For me it’s most certainly cars and quirky names from yesteryear.
The mere mention of Ritmo, Mirafiori and 127 Special is enough to bring me back to an Ireland where the summers were indeed warmer and yes, you could actually leave the key in the hall door.
This however has been duly noted by those clever marketing chaps in the automotive industry and when they looked up the N word in the dictionary its meaning ¬— “a sentimental yearning for the happiness of a former place or time” — quickly translated into cold, hard cash.
First up, the MINI brand, which proved a massive success for BMW which was quickly followed FIAT with the astounding 500 and later by VW with the Beetle.
In fact, the relaunch of the ‘Bambino’ created such an impact they’ve decided to have another go with something a bit bigger.

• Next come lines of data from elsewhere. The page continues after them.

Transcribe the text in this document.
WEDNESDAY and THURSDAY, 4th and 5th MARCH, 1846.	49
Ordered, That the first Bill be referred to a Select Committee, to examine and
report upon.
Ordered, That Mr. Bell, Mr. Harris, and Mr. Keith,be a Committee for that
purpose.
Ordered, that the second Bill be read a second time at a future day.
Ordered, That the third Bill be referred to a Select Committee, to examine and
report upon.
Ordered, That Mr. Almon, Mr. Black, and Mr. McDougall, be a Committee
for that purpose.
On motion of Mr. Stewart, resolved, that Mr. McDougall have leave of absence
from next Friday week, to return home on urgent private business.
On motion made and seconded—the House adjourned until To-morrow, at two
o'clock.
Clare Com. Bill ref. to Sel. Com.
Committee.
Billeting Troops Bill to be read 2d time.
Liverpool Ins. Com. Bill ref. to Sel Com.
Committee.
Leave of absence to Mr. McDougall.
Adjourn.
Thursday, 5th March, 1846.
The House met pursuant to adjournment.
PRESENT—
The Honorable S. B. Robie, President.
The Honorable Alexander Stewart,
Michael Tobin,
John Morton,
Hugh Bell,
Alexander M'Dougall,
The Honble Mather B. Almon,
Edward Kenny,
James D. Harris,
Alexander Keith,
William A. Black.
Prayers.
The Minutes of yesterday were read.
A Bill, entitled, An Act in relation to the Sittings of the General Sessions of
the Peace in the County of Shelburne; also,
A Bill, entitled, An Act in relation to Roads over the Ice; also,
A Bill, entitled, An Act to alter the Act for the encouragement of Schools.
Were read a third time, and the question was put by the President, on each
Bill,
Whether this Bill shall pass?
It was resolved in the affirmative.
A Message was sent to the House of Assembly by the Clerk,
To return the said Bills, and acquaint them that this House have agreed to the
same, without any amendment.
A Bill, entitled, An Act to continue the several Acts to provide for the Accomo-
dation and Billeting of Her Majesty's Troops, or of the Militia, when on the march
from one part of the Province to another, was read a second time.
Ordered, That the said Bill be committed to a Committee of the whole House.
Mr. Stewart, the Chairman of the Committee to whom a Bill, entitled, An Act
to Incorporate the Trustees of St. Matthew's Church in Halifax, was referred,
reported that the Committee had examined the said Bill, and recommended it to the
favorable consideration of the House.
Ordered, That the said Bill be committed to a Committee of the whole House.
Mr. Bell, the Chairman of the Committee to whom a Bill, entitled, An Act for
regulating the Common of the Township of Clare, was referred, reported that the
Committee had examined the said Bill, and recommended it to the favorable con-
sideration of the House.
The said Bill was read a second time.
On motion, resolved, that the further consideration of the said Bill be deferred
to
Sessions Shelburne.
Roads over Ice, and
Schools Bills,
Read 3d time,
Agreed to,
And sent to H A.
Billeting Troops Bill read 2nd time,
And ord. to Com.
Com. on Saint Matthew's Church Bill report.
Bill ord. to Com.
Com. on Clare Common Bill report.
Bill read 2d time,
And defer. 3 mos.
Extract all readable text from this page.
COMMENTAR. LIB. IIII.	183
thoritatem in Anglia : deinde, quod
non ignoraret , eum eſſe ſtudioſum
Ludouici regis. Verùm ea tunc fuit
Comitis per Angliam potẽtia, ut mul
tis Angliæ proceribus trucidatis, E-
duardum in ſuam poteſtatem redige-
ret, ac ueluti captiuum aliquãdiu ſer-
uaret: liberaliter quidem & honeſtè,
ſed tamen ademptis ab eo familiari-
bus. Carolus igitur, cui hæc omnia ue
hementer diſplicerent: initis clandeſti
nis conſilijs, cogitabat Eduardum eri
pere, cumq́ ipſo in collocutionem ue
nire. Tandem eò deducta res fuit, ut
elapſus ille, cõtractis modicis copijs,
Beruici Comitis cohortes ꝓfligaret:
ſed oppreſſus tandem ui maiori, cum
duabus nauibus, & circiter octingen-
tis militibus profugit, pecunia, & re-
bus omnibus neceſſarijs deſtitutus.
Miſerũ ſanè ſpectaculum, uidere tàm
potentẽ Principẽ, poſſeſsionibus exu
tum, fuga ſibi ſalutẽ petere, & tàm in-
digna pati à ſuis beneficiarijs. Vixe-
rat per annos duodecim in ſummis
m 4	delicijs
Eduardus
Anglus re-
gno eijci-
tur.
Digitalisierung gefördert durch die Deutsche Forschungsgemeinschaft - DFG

Now younger readers may not recall the Tipo, but the five-door hatchback won Irish and European Car Of The Year in 1989 as a serious contender to the Golf and top of the range models even came with a digital dash
It was reincarnated as the Bravo (three door), Bravo (five door) and eventually the Stilo — but none of the above quite lived up to the original.
So, the Tipo is back but this time around the Italians have decided that the best way to trump the Germans in the battle of the hatchback is on sheer value for money.
Pitched at a bargain basement price of just €16,745, this handsome family runaround has certainly grabbed our attention.
Throw in a bag of goodies as standard like air con, electric windows all round, body-coloured electric door mirrors, chrome door handles, USB and Bluetooth connectivity and now, we’re really interested.
Opt for the mid range Easy trim and you’ll also get a five-inch Uconnect touchscreen infotainment system, a leather-trimmed steering wheel and gear knob, 16-inch alloy wheels, front fog lights, rear parking sensors and cruise control.
Inside the cabin is well laid-out, roomy and comfortable. The cockpit is familiar Fiat territory with chunky wheel, user friendly controls and soft touch materials around upper centre console and binnacles.
Unfortunately there is lots of nasty, hard scratchy panels around the upper door panels which cheapens an otherwise decent interior.
There’s oceans of room on board with ample head and legroom for five adults and an ample 440 litre boot in the hatch and 550 litres in the estate.
Engine-wise you can choose from are two petrols, a 1.4-litre 95hp and the 1.6-litre with 110hp or a 1.3-litre MultiJet II diesel with 95hp or a more powerful 1.6-litre with 120hp.
We tested the top end estate diesel which proved a very pleasant surprise.
Granted, the oil burner isn’t going to the set the world on fire with a 0-100kph of around 10 seconds, but its’ certainly not lacking in torque and with 320Nm it’s always gutsy and eager to scamper away.
Handling is not as dynamic as we would have liked and the wagon’s steering and suspension had a lacklustre feel with little or no feedback. It was always capable and comfortable.
The hatchback I suspect is marginally better and anyway, estate customers prioritise space and practicality over all else and the Tipo has it in spades.
That said, Fiat lived up to their promise on price and pound for pound (or euro for euro) the Tipo is exceptional value for money.
It’s a pity it doesn’t conjure up the same boyish feelings it’s predecessor once did.